[Haskell-cafe] OT - lamba calculus definition - alpha reduction

[Dušan Kolář]

>>
>>
>>  I'm asking in place of several my colleagues and myself of course. 
>> The question is almost off topic. It is from lambda calculus 
>> definition, in particular, definition of alpha reduction (and others 
>> as well).
>>
>> Alpha reduction definition: a lambda expression (\v.e) can be 
>> transformed (reduced) to (\v'.e[v'/v]) if the substitution e[v'/v] is 
>> valid.
>>
>> Beta reduction definition: a lambda expression (e1 e2) can be reduced 
>> to the expression e[e2/v] if e1 is of the form (\v.e) and if the 
>> substitution e[e2/v] is valid.
>>
>> Eta reduction definition: a lambda expression e can be reduced to a 
>> lambda expression (\v.e v) if v is not free in e.
>>
>>
>> OK. If we have these two expressions:
>>  1) (\x.x b x)
>>  2) (\x.x c x)
>>
>> The question is, are they equal? (They are not identical, of course.)
>> For answer "no", there is a strong argument - there is no reduction 
>> sequence that can make these identical.
>> On the other hand, their "meaning" expresses the same operation.
>>
>> Well, what is the answer?
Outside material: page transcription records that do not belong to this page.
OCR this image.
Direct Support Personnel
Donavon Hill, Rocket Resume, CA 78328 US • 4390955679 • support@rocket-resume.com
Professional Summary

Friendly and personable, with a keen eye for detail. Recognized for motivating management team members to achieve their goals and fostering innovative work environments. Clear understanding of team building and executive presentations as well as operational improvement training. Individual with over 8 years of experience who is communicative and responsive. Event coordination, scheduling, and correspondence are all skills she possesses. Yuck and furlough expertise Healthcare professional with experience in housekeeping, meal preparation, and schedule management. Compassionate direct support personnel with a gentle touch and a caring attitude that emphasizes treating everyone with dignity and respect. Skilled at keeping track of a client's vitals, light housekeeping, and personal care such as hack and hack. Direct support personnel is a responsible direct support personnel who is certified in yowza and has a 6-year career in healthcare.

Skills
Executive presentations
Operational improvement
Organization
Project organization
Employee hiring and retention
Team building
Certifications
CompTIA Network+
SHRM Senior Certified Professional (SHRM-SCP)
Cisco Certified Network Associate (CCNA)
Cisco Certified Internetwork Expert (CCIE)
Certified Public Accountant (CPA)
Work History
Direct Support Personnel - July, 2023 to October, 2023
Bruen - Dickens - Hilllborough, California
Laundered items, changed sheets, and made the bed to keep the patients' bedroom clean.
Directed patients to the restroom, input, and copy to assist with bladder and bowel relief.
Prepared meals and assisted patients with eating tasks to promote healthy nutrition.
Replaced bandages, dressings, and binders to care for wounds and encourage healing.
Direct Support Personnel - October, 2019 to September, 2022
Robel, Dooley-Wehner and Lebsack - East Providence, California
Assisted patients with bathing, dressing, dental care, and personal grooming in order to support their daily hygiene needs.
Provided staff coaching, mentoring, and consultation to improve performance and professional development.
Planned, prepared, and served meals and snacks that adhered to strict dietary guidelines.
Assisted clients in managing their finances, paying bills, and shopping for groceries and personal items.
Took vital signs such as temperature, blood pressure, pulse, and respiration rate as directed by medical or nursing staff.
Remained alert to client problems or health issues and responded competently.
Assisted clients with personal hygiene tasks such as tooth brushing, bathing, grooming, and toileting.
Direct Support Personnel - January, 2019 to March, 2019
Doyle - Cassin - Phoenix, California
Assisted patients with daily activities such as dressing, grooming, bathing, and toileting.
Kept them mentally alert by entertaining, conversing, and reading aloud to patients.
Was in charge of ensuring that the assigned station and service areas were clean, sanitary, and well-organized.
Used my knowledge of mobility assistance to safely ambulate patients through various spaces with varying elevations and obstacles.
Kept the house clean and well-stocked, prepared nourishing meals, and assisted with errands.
I will be lucky with any link to WWW 
>> resource or your opinion. Nevertheless, the more formal and precise 
>> your answer will be the more I will be lucky. ;-)
>
> If b and c are free, then no, they can't be considered equal, and i 
> don't see how you can find a common "meaning" in this case either.
> Those two are equivalent: (\b.\x.x b x) = (\c.\x.x c x).
>
Yes, those of yours are equal of no doubt.
Those of mine are not, that's even my opinion, on the other hand, I was 
not precise enough in my explanation. Those of mine have the same 
behavior unless you mean something else by variables b and c. Otherwise 
the behavior is the same, isn't it? If the behavior is the same, they 
can be interchanged and, thus, they are equal...

OK, I agree this may be a more "philosophical" question. ;-)

Thanks,

  Dusan